Fenomena ini dengan mudah bisa kita lihat. Kenyataan kini, sekolah-sekolah bermutu, unggul, favorit, dan kelas "akselerasi" dihuni anak-anak dari keluarga kaya yang mampu berinvestasi secara ekonomis, dan nyaris tidak ada akses bagi anak-anak dari keluarga miskin. Padahal, rendahnya nilai ujian (kemampuan akademik) anak-anak miskin, tidak terlepas dari faktor rendahnya kualitas hidup orang-orang miskin. Kalaupun ada sebagian kecil anak-anak keluarga miskin yang mampu berkompetisi, mereka mendapatkannya dengan usaha atau kerja keras berlipat ganda daripada usaha yang dikeluarkan anak-anak keluarga kaya.
Dikotomisasi pendidikan formal mandiri dan formal standar ini ditengarai akan berjalan mulus, karena pemerintah daerah juga memiliki nafsu sama. Daerah kabupaten/kota sedang bernafsu membuat minimal satu "sekolah unggul". Penajaman dikotomi sekolah bermutu-tidak bermutu, sekolah bagi orang kaya dan orang miskin, sekolah bagi anak bernilai ujian tinggi dan rendah sudah tidak tabu bagi sebagian besar pengambil keputusan di tingkat daerah.
Meski berstatus mandiri, pemerintah daerah tak segan-segan mengalokasikan anggaran pendidikan dari APBD guna mewujudkan sekolah elite. Para birokrat eksekutif dan legislatif daerah dengan mudah akan melakukan kompromi, karena sosok sekolah ini juga menjadi bagian aspirasi mereka sebagai anggota masyarakat kelas menengah atas. Tak menutup kemungkinan segala sumber dan energi pendidikan (human maupun non human) akan dikerahkan ke sekolah kebanggaan ini, dan keran anggaran untuk mengurus sekolah-sekolah lain dikecilkan karena dipandang tidak penting. Di era otonomi daerah, bupati/wali kota akan mudah menggunakan tangannya mengatur dan mengumpulkan sumber-sumber potensialnya guna memenuhi ambisi daerahnya memiliki sekolah elite.

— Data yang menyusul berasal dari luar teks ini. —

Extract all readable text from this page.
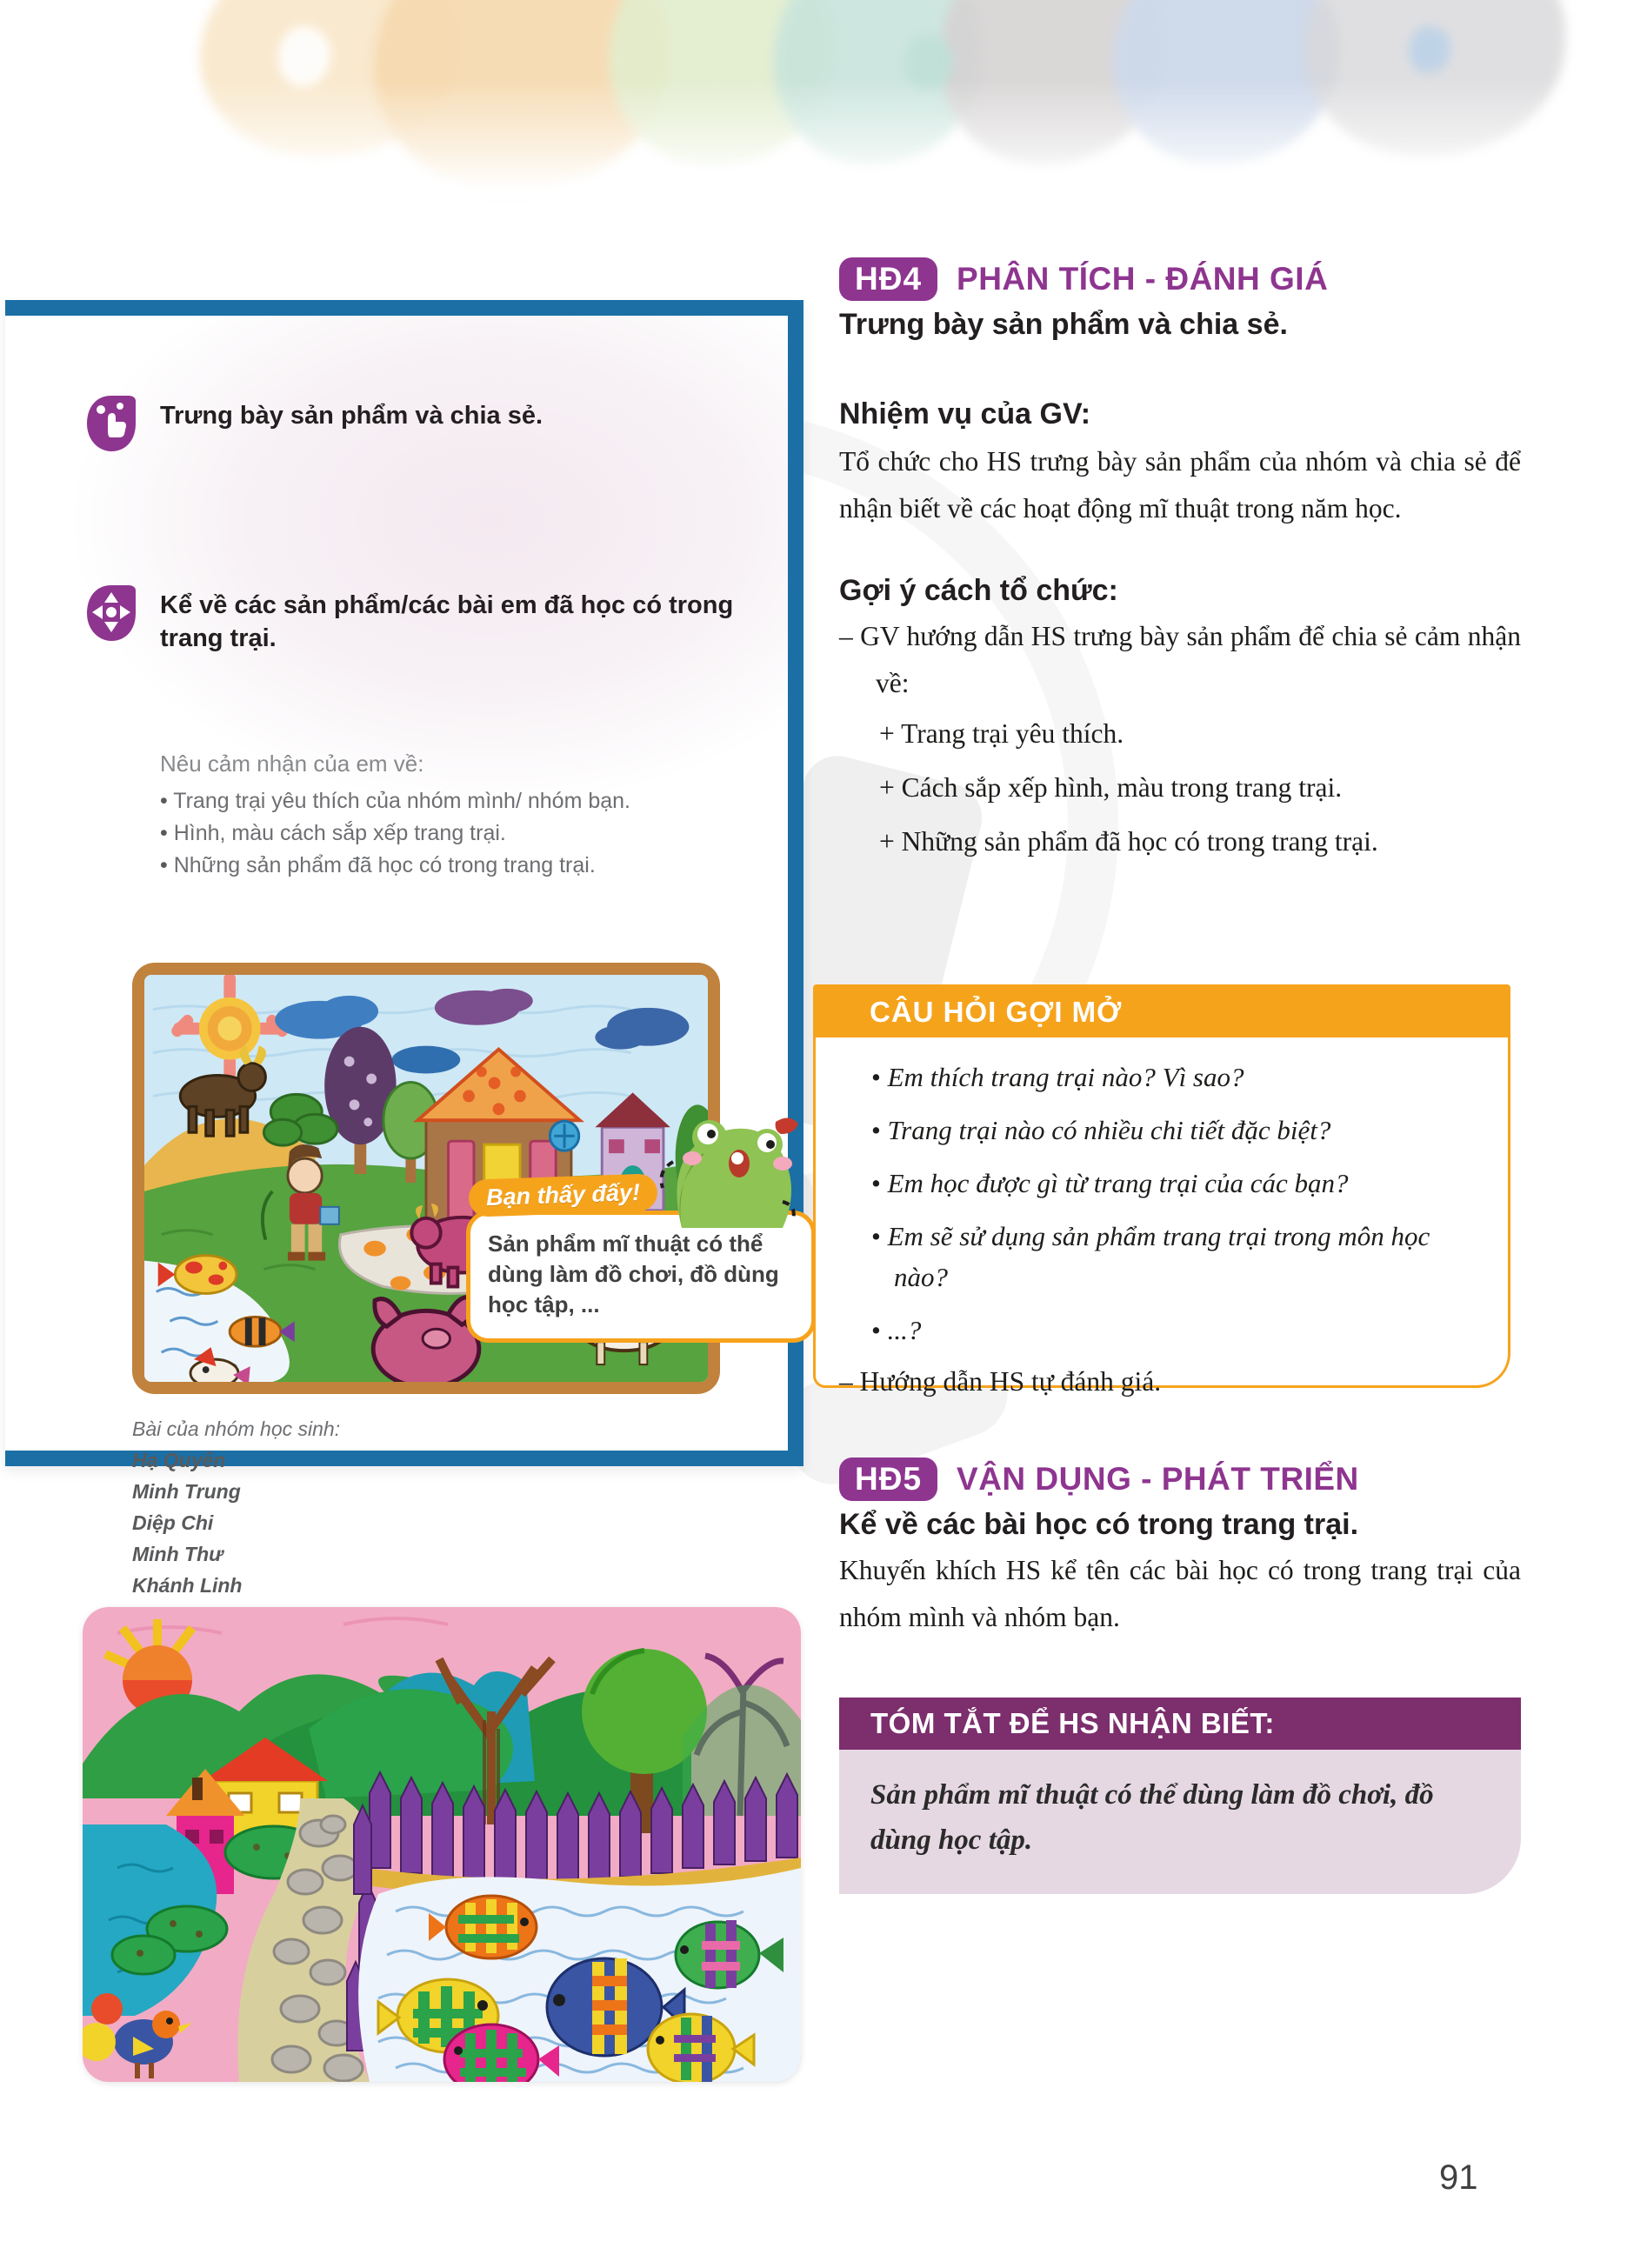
Trưng bày sản phẩm và chia sẻ.
Nêu cảm nhận của em về:
• Trang trại yêu thích của nhóm mình/ nhóm bạn.
• Hình, màu cách sắp xếp trang trại.
• Những sản phẩm đã học có trong trang trại.
Kể về các sản phẩm/các bài em đã học có trong trang trại.
Bài của nhóm học sinh:
Hạ Quyên
Minh Trung
Diệp Chi
Minh Thư
Khánh Linh
Bạn thấy đấy!
Sản phẩm mĩ thuật có thể dùng làm đồ chơi, đồ dùng học tập, ...
HĐ4	PHÂN TÍCH - ĐÁNH GIÁ
Trưng bày sản phẩm và chia sẻ.
Nhiệm vụ của GV:
Tổ chức cho HS trưng bày sản phẩm của nhóm và chia sẻ để nhận biết về các hoạt động mĩ thuật trong năm học.
Gợi ý cách tổ chức:
– GV hướng dẫn HS trưng bày sản phẩm để chia sẻ cảm nhận về:
+ Trang trại yêu thích.
+ Cách sắp xếp hình, màu trong trang trại.
+ Những sản phẩm đã học có trong trang trại.
CÂU HỎI GỢI MỞ
• Em thích trang trại nào? Vì sao?
• Trang trại nào có nhiều chi tiết đặc biệt?
• Em học được gì từ trang trại của các bạn?
• Em sẽ sử dụng sản phẩm trang trại trong môn học nào?
• ...?
– Hướng dẫn HS tự đánh giá.
HĐ5	VẬN DỤNG - PHÁT TRIỂN
Kể về các bài học có trong trang trại.
Khuyến khích HS kể tên các bài học có trong trang trại của nhóm mình và nhóm bạn.
TÓM TẮT ĐỂ HS NHẬN BIẾT:
Sản phẩm mĩ thuật có thể dùng làm đồ chơi, đồ dùng học tập.
91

Mimpi masyarakat bawah untuk dapat menggapai pendidikan bermutu kian jauh dari angan-angan. Kebijakan pemerintah kian menjauhkan keadilan dari jangkauan tangan-tangan orang miskin. Demi keadilan dan perlindungan bagi yang lemah, harus ada jaminan pemerintah yang mempertegas akses bagi orang miskin menjangkau sekolah-sekolah terbaik di daerahnya. Maka, kebijakan pemerintah harus memihak masyarakat miskin.
Kebijakan pembedaan pendidikan formal mandiri dan formal standar harus menjadi keberpihakan pemerintah kepada masyarakat miskin. Penghematan APBN dan aneka bentuk aset pendidikan potensial lainnya yang seharusnya disubsidikan kepada sekolah formal mandiri, tidak boleh dikalkulasi sebagai penghematan guna mengurangi beban finansial pemerintah, tetapi harus dialihkan untuk menambah subsidi pemerintah dalam kerangka mempercepat peningkatan mutu pendidikan formal standar. Dengan demikian, keberpihakan pemerintah kepada pendidikan formal standar merupakan wujud keberpihakan berkeadilan kepada sebagian besar masyarakat lemah.
Di tengah dikotomi yang umumnya tidak memberi peluang bagi yang lemah, aneka kebijakan pemerintah yang hanya menggunakan asas kesamaan hak dan kewajiban, belumlah cukup. Dalam kondisi seperti ini, demi keadilan sejati, aneka kebijakan pemerintah tentang pendidikan seharusnya selalu berpihak kepada masyarakat miskin, terpinggirkan, yang menjadi mayoritas penghuni negeri ini.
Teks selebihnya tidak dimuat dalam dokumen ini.